И сделать успел много, и смерть легкая (просто не проснулся субботним утром), грех жаловаться, и болячек изрядно было (в неюном возрасте «лишний вес» становится чуть не главным фактором риска), то есть не сказать, чтоб внезапно, но… Но. Тахикардия и сердечная недостаточность — болячки, в общем, нелетальные. А вдова говорит не столько о болезнях, сколько о глубокой депрессии последнего времени:
«Он не писал. Говорил, что «мой читатель умер, мне некому писать». Если бы не было депрессии, он бы еще пожил.
Недавно в Германии, где он выступал с лекциями, одна почтенная немка русского происхождения сказала ему, что учит своих детей русскому языку по книгам Успенского. Если бы ему чаще говорили такие слова, он бы мог прожить еще долго».
Оно, конечно, история не знает сослагательного наклонения, но вспомнился рассказ одного старого приятеля: как он вздумал «засвидетельствовать глубочайшее уважение и все такое» Аркадию Стругацкому. Терзался — как можно у такого мэтра красть драгоценное время — но желание жеста было неодолимым. Решил: хоть цветы вручу, это быстро. А Аркадий Натанович практически втащил его в квартиру и несколько часов вел с ним беседу, в которой, промелькнуло: «Так редко кто-то просто скажет «спасибо». Практически никто и никогда». Аркадий Стругацкий. Конца восьмидесятых. Тиражи, переводы и прочая, и прочая. Властитель дум, верховный олимпиец…

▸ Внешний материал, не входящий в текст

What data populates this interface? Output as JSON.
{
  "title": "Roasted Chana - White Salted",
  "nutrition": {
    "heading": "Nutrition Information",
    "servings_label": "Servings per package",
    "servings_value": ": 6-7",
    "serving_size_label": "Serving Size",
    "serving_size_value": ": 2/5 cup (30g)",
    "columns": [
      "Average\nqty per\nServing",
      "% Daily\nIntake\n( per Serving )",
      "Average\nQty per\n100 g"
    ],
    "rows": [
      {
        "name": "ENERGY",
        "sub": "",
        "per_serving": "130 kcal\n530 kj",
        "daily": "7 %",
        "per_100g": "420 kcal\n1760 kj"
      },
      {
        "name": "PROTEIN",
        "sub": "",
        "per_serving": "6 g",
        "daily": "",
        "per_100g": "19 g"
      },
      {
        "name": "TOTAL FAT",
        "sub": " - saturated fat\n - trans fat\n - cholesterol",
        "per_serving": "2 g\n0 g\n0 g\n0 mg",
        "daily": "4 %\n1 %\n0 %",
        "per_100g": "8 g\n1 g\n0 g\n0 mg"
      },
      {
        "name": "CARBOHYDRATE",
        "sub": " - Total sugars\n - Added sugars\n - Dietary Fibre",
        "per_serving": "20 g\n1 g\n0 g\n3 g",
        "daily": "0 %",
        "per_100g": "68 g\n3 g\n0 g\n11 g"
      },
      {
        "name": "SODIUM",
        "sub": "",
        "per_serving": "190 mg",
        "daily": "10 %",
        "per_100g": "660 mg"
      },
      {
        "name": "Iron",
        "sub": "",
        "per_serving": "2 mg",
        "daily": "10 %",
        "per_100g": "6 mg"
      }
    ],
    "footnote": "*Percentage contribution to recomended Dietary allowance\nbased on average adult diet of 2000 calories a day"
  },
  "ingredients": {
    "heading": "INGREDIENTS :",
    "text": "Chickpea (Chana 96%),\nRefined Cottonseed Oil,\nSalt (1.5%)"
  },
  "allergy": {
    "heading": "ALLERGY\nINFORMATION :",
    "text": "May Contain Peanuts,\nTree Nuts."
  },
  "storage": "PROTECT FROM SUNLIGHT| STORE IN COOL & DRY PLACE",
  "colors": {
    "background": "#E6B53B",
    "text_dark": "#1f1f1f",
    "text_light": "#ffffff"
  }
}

Года полтора назад во мне билось такое же желание — сказать спасибо — как раз Михаилу Успенскому. Но… сайта у него нет, а просто написать — в той же логике — постеснялась. Постеснялась, блин. Список (хоть и недлинный) тех, кого я не успела «поблагодарить за», пополнился еще одним именем.
Тиражи — мертвая цифирь (ох, не на пустом месте АБС в «Хромой судьбе» придумали показатель НКЧТ и жуткую безнадежность его круглых значений). Живое ощущение востребованности рождается лишь живым — личным — словом. Это, конечно, не только о писателях — вообще о художниках, работают ли они с красками, звуками, глиной или словами.
Лучше сделать и жалеть, чем жалеть, что не сделал.